Liters of “lotion” made from soap, oil, and water as an IST training exercise: 2
People who blame said lotion for their arms breaking out in hives: 1
Hours of language training during IST: 0
Fun T-shirts purchased at the Thiès fuuki jaay (Wolof for “shake & sell”: the used clothes market) for a dollar each: 3
Rats seen at Massa Massa, a (relatively) ritzy ex-pat restaurant in Thies: 1
Minimum number of movies watched at the Peace Corps house in Dakar during the 36 hours I was there: 9
Flat tires on the sept-place ride from Dakar to Tamba: 1
The fuuki jaay: where Salvation Army donations go to be born again. Lots of shirts from Old Navy, family reunions, and lame tourist destinations. Lots of junk, the occasional priceless find. (Well, not so much priceless as requiring lots of arguing to get down to 500cfa.)
The rat at Massa Massa: was ginormous. Seriously. Huge. And scurrying about like he owned the place… One of the diners screamed, so the doorman tried to corner it and stomp on it. That didn’t work too well, so he tried to kick it out the front door but missed and kicked it into the door instead. There was a round of applause when he finally got the poor (dead) thing outside.

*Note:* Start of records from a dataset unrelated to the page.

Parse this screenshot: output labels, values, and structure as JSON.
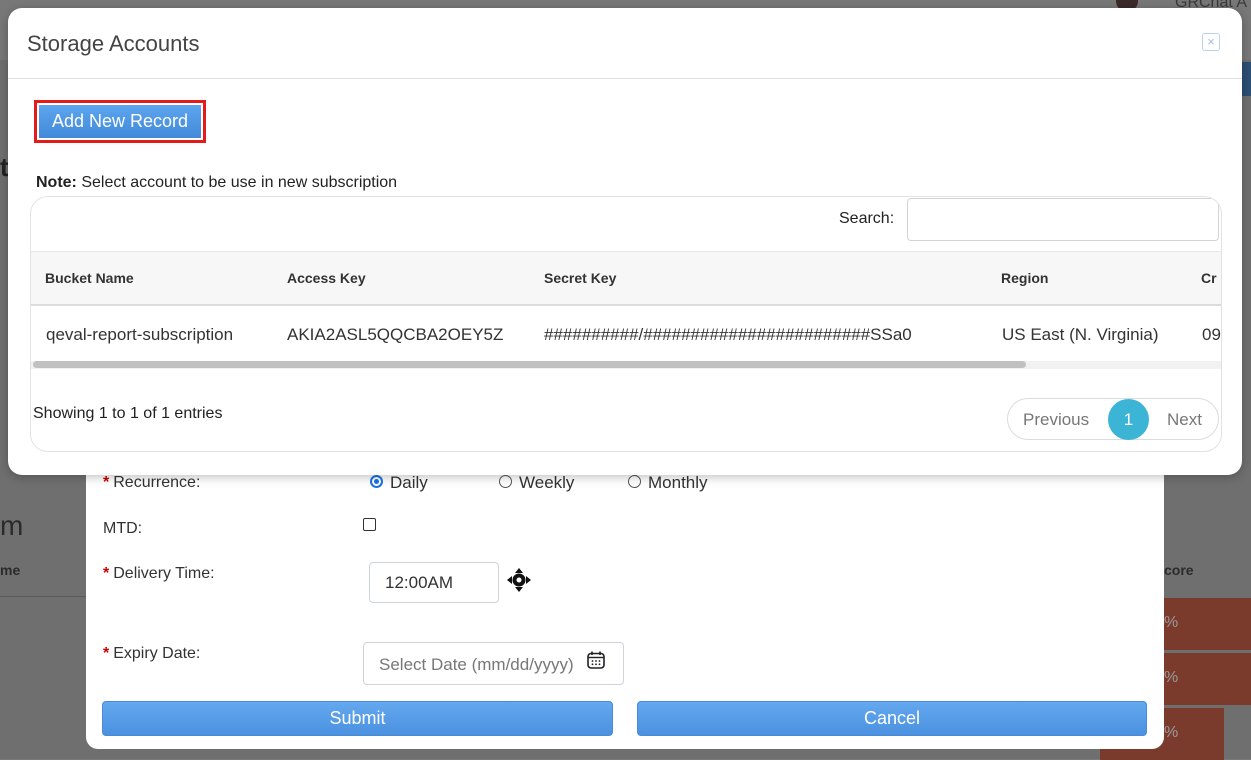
{
  "background": {
    "top_user_text": "GRChat A",
    "heading_letter": "t",
    "section_letter": "m",
    "column_partial": "me",
    "score_partial": "core",
    "pct_values": [
      "%",
      "%",
      "%"
    ]
  },
  "form": {
    "recurrence_label": "Recurrence:",
    "recurrence_options": [
      "Daily",
      "Weekly",
      "Monthly"
    ],
    "recurrence_selected": "Daily",
    "mtd_label": "MTD:",
    "delivery_time_label": "Delivery Time:",
    "delivery_time_value": "12:00AM",
    "expiry_date_label": "Expiry Date:",
    "expiry_date_placeholder": "Select Date (mm/dd/yyyy)",
    "required_marker": "*",
    "submit_label": "Submit",
    "cancel_label": "Cancel"
  },
  "modal": {
    "title": "Storage Accounts",
    "close_glyph": "×",
    "add_button_label": "Add New Record",
    "note_bold": "Note:",
    "note_text": " Select account to be use in new subscription",
    "search_label": "Search:",
    "search_value": "",
    "columns": [
      "Bucket Name",
      "Access Key",
      "Secret Key",
      "Region",
      "Cr"
    ],
    "rows": [
      {
        "bucket_name": "qeval-report-subscription",
        "access_key": "AKIA2ASL5QQCBA2OEY5Z",
        "secret_key": "##########/########################SSa0",
        "region": "US East (N. Virginia)",
        "created": "09"
      }
    ],
    "info_text": "Showing 1 to 1 of 1 entries",
    "pager": {
      "previous": "Previous",
      "current_page": "1",
      "next": "Next"
    }
  },
  "colors": {
    "primary_button": "#4a91e0",
    "highlight_border": "#e41b1b",
    "active_page": "#3bb4d6",
    "required_star": "#cc0000"
  }
}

The ride back to Tamba: was long but not too painful. Our driver didn’t seem to really get the concept of “Hey, maybe I wouldn’t have to slam on the brakes so much if I anticipated the four-inch-deep potholes that are all over the road.”
The past few days in Tamba: gosh, it’s nice to be back. Tamba is sooo calm compared to Thiès or Dakar. Plus, the taxis are cheaper.
I think everyone’s kinda nervous about going back to our sites. Partly because we’ve been away for so long (and around Americans, eating good food, etc.), partly because we’re now supposed to hit the ground running on our official PCV work, partly because, as I believe I’ve mentioned once or twice, it’s about to get hella hot. Like, 120°F hella hot (145°F if you’re out in Bakel). First dry and hot, then come June or so wet and hot. Right now it’s just muggy—much warmer than Thiès, with some weird out-of-season rain today.
Some of my village family stopped by the Tamba house yesterday to say hi and let me know that Aminata’s wedding is next Tuesday; she’s my 17-year-old sister/cousin/whatever, who’ll be marrying her cousin, who lives one compound over in the village. I’m excited to see the ceremony—apparently it’s a multi-day affair. It also means that the new batiment is finished (or at least habitable), since that’s where the wedding guests will be staying.
I’ll be happy to be back—see if my hut’s still standing, sit around with the family at night under the stars—and since Cory and I made a planning calendar that covers every day until Close-of-Service in November 2006, I feel like I’m ready to tackle the job of staying busy.